4.De omvang van het geschil

4.1
In geschil is de door de vader met ingang van 23 januari 2015 aan [verzoekster] te betalen bijdrage in de kosten van haar levensonderhoud en studie. De rechtbank heeft in de bestreden beschikking van 19 november 2015 die bijdrage - onder wijziging van de in het ouderschapsplan overeengekomen en in de echtscheidingsbeschikking van 14 juni 2012 vastgestelde bijdrage - met ingang van 23 januari 2015 vastgesteld op € 27,-- per maand en met ingang van 1 september 2015 op € 103,-- per maand.
4.2
[verzoekster] is met vier grieven in hoger beroep gekomen van de beschikking van 19 november 2015. Deze grieven zien op de behoefte van [verzoekster] , de draagkracht van de moeder en de terugbetalingsverplichting van de (eventueel) te veel ontvangen bijdrage.
[verzoekster] verzoekt het hof in hoger beroep de beschikking van 19 november 2015 voor wat betreft de door de vader te betalen bijdrage in de kosten van haar levensonderhoud en studie te vernietigen en deze bijdrage met ingang van 23 januari 2015 tot 1 januari 2016 te bepalen op € 349,-- per maand en met ingang van 1 januari 2016 op € 387,-- per maand.

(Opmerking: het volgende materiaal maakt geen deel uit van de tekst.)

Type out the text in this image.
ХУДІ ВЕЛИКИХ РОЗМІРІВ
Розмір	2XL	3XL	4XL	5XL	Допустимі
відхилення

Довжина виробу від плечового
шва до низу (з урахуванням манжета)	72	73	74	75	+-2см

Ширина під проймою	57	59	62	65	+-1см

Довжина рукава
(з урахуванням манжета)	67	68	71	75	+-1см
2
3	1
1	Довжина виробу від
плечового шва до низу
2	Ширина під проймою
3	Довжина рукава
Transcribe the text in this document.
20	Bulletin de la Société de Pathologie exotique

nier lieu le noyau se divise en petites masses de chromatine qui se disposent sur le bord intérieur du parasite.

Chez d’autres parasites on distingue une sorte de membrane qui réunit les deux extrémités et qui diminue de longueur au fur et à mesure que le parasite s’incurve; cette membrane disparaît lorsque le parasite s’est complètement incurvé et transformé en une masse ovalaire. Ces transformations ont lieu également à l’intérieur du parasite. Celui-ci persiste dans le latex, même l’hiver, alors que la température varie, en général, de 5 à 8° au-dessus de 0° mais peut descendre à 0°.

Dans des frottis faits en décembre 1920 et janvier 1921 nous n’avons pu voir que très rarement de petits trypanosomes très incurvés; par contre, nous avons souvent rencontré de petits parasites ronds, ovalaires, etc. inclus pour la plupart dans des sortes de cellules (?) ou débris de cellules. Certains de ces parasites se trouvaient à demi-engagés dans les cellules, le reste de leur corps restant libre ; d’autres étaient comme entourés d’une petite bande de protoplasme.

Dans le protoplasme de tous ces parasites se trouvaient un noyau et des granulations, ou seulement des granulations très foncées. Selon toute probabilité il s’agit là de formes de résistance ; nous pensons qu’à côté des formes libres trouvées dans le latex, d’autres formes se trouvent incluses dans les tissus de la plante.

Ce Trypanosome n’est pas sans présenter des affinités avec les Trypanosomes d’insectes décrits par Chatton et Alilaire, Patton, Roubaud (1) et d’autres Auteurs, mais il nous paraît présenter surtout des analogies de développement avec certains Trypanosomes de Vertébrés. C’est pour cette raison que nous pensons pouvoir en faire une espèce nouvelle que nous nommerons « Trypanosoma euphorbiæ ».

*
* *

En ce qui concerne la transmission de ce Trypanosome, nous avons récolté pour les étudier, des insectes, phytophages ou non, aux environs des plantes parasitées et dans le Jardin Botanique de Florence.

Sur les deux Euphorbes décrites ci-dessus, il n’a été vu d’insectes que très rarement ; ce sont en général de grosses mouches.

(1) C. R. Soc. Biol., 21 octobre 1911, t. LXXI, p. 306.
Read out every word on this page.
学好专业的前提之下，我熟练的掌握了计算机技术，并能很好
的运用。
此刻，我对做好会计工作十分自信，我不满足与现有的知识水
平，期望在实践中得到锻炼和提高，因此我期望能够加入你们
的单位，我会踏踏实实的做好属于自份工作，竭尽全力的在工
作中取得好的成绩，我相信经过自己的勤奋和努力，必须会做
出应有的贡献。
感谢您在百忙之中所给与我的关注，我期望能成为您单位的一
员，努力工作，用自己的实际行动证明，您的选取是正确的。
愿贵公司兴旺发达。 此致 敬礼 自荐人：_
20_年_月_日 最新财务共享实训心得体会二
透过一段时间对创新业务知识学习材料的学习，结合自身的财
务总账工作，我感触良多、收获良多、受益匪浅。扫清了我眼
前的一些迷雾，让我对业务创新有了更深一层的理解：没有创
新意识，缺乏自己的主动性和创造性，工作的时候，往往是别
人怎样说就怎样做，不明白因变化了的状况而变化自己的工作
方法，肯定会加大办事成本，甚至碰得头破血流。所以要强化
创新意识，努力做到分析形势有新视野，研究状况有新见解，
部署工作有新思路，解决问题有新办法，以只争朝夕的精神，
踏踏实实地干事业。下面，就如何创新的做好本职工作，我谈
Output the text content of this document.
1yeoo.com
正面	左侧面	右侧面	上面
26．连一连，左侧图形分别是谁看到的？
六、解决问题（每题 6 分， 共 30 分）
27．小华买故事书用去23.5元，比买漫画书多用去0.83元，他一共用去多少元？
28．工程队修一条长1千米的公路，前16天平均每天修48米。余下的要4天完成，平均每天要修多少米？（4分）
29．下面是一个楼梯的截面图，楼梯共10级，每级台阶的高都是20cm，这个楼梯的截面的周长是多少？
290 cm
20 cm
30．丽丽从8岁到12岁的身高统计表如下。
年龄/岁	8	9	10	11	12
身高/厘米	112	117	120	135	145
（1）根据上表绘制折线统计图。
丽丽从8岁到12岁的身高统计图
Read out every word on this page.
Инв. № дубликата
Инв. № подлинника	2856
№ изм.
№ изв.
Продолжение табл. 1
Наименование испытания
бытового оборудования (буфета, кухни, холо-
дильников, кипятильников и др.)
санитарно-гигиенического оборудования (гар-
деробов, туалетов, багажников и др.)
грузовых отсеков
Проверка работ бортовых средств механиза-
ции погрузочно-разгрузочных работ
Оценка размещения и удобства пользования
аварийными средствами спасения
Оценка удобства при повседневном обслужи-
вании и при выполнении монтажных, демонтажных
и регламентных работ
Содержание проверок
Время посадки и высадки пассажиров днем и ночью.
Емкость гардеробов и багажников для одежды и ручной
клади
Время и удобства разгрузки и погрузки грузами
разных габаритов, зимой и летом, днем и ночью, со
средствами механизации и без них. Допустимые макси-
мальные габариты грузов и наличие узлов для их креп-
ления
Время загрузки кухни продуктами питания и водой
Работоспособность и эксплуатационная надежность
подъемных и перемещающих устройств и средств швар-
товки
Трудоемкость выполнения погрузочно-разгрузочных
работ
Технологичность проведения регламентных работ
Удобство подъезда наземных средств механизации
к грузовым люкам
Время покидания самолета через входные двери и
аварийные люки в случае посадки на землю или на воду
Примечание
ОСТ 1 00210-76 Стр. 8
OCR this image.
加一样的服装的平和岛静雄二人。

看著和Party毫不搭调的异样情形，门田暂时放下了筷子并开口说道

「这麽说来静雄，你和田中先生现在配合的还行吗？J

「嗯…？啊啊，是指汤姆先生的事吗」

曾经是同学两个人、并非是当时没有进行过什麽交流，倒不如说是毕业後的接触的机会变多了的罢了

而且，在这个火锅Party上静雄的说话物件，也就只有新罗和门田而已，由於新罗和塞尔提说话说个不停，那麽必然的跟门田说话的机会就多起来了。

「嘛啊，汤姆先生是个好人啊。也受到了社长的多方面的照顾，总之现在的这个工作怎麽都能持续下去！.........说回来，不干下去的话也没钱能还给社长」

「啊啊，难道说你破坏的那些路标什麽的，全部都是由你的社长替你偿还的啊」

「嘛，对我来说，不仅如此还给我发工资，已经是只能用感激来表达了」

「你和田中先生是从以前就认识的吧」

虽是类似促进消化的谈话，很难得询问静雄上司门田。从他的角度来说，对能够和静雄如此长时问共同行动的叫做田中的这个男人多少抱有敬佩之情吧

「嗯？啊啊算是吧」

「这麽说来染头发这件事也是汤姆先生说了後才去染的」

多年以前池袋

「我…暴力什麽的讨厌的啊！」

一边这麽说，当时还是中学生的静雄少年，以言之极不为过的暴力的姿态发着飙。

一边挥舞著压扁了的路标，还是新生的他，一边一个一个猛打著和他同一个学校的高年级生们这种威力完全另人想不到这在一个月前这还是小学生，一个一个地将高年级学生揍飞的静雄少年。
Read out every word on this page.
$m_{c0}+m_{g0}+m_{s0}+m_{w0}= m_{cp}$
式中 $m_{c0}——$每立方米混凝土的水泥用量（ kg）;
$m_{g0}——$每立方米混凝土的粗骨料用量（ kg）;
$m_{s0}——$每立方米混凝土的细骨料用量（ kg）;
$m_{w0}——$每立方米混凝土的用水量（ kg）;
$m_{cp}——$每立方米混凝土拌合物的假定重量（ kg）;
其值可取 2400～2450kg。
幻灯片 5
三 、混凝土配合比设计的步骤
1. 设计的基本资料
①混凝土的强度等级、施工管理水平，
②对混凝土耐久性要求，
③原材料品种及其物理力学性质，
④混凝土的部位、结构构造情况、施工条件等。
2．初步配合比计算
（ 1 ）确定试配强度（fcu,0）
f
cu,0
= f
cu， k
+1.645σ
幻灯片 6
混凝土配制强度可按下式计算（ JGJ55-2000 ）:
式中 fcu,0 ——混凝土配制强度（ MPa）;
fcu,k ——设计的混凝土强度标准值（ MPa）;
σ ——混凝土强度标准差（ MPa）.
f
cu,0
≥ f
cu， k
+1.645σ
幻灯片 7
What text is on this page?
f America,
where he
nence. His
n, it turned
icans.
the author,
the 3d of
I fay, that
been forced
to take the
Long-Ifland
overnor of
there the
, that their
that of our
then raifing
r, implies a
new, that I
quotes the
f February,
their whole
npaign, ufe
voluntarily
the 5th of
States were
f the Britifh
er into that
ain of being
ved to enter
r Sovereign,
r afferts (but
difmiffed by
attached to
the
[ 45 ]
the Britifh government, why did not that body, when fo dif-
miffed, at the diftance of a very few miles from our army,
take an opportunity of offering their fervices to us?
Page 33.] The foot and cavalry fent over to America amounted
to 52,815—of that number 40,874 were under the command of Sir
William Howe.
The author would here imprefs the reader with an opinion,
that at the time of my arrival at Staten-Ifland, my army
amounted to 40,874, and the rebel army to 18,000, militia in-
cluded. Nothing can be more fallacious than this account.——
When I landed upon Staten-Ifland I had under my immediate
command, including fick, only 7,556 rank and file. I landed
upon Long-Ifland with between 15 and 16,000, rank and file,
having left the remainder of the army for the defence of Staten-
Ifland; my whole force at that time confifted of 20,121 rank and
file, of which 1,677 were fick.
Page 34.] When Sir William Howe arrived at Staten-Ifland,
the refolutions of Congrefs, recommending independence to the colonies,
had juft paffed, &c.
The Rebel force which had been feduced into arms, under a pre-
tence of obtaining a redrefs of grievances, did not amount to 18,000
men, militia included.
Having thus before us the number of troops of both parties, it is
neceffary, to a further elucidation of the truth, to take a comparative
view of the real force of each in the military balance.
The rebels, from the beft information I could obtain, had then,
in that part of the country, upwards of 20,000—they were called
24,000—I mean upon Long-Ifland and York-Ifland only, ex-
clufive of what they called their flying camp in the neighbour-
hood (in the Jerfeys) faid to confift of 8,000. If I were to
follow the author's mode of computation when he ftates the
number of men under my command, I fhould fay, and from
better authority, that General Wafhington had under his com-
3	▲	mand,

Voorts heeft zij verzocht de vader te veroordelen in de proceskosten.
4.3
Bij verweerschrift heeft de vader het verzoek in hoger beroep van [verzoekster] bestreden en geconcludeerd tot niet-ontvankelijk verklaring dan wel afwijzing ervan, met veroordeling van [verzoekster] in de proceskosten.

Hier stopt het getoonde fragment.